Whenever buyers take delivery, they will be confronted with a base price of $75,995, including destination. That's more than twice the price of the only other car sharing the ELR's powertrain--the 2014 Chevrolet Volt. The Volt now starts at $34,995, thanks to a $5,000 price cut for 2014.
The ELR will be eligible for a $7,500 Federal tax credit, and a variety of state and local incentives, which might soften the blow a little.
Underneath the ELR's upscale luxury coupe bodywork is a modified version of the Volt's extended-range electric powertrain.
That powertrain consists of a 1.4-liter range-extending gasoline engine, an electric motor, and a T-shaped 16.5-kilowatt-hour lithium-ion battery pack.
Total powertrain output is 207 horsepower and 295 pound-feet of torque, making the ELR more powerful than the 149-hp Volt.

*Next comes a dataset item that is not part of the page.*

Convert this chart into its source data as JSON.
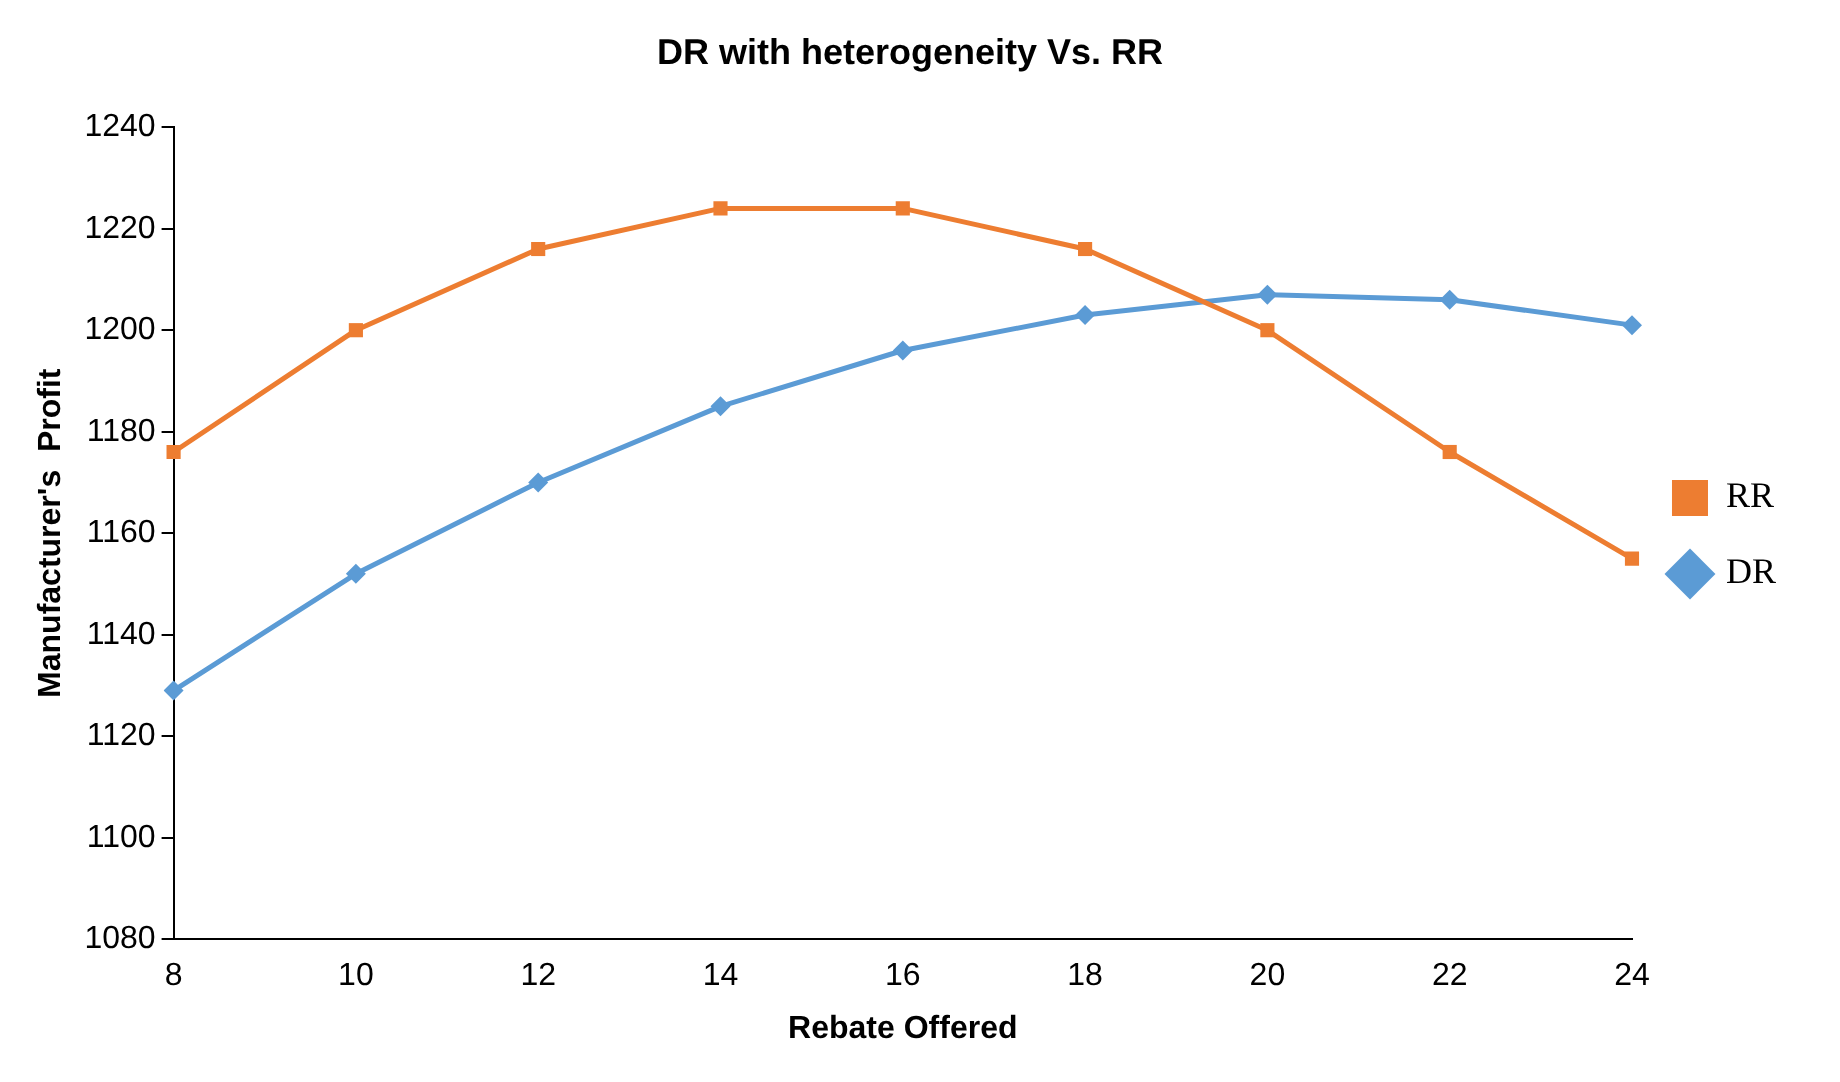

That extra power will contribute to a 0-to-60-mph time of 7.8 seconds, according to Cadillac. However, the car is faster on gasoline than electricity: the sprint to 60 mph takes 8.8 seconds in EV mode.
The Cadillac also features "Regen on Demand" variable brake regeneration, controlled by paddle shifters, and four driving modes: Tour, Sport, Mountain, and Hold--which allows drivers to prioritize gasoline or electric power.
Cadillac says the ELR's electric-only range will be around 37 miles, with total range in excess of 300 miles.
A full recharge from a 240-Volt Level 2 source will take about 4.5 hours, Cadillac estimates.
Cadillac hopes the more upscale styling and a higher equipment level will justify the ELR's significant price premium over the Volt, claiming buyers will cross-shop the plug-in car with high-end coupes like the BMW 6 Series.
Consumer Reports isn't so sure. In an early assessment, the magazine's testers wrote that the ELR had been "priced out of its league."
As for the photos, issued by GM's publicity department, we suspect a bit of staging. Normally each ELR's front end would be covered with protective plastic wrap before the car was loaded onto the car carrier.
We also suspect Santa Claus doesn't show up for every production car that rolls out of the factory--but, hey, it's a special occasion. Now on to the dealerships.